At the same time, focus has become critical. While many organizations have pursued broad, enterprise-wide AI deployments, McKinsey has consistently advocated for a more targeted strategy—a point now reinforced by new data in Rewired showing that leading companies start their journeys with a focus on just one to three domains.

“Organizations are learning they can’t do everything,” Tanguy says. “They need to choose where to be truly distinctive—where AI will drive the greatest value—and go deep. To capture value, you have to redesign processes first and then enable them through technology.”

Tanguy’s perspective is shaped by decades of work at the intersection of strategy, technology, and operations. He began his career as an engineer at Procter & Gamble, building plants, managing supply chains, and developing products, including innovations still widely used today, such as water-soluble pouches for dishwashers and laundry. After earning an MBA from the Massachusetts Institute of Technology, he joined McKinsey’s Boston office and began working with insurance clients, an industry he has focused on ever since.

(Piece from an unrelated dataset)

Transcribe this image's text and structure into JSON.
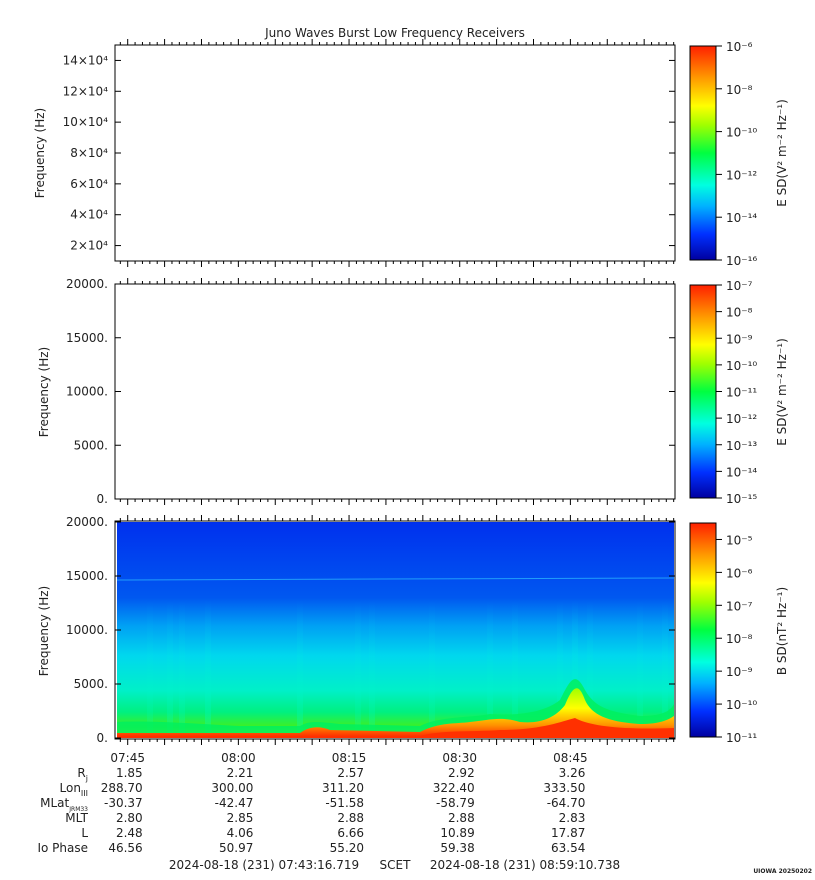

“I fell in love with the societal role of insurance,” he says. “It enables people to take risks and recover from setbacks, and it supports investment across the economy.”

Over the years, he has built deep, long-standing relationships with clients, often working with the same organizations for decades. “The ability to understand organizations really deeply, build trusted relationships with senior leaders, and help shape their agenda and raise their ambition for what’s possible—that’s my passion,” he says. “And increasingly, it’s about supporting the implementation of those ideas to deliver real impact.”

Today, he partners with financial-services organizations to drive analytics transformations, reinvent business models, and modernize core technology, while also advising insurance clients on topics ranging from strategy and organization design to culture and change management.

In his new role as a director of the McKinsey Global Institute, Tanguy is also helping shape research on the next era of technological and economic transformation. “What is of interest to me,” he says, “will be the impact that technology will have on geopolitics, on economic growth through productivity, and on the workforce.”

At the same time, he is exploring the core challenges that leaders face: “CEOs are trying to bring together a strategic lens, a technology lens, and a people lens,” he says. The strategic lens focuses on how AI will reshape industries and competition, the technology lens on key investment and build-versus-buy decisions, and the people lens on preparing the workforce to adopt new ways of working. “And they’re all moving at the same time.”

Yet for Tanguy, the strategic mandate for companies is clear: “The organizations that succeed will be the ones that are most adaptable, make smart choices about where to play, and then bring their leadership teams and their people along to actually deliver that change,” he says.

Ultimately, while strategy and technology are essential, the real challenge lies in execution. “Change management is the hardest part,” he says. “It’s about going beyond the technical components to truly align the organization and make the transformation stick.”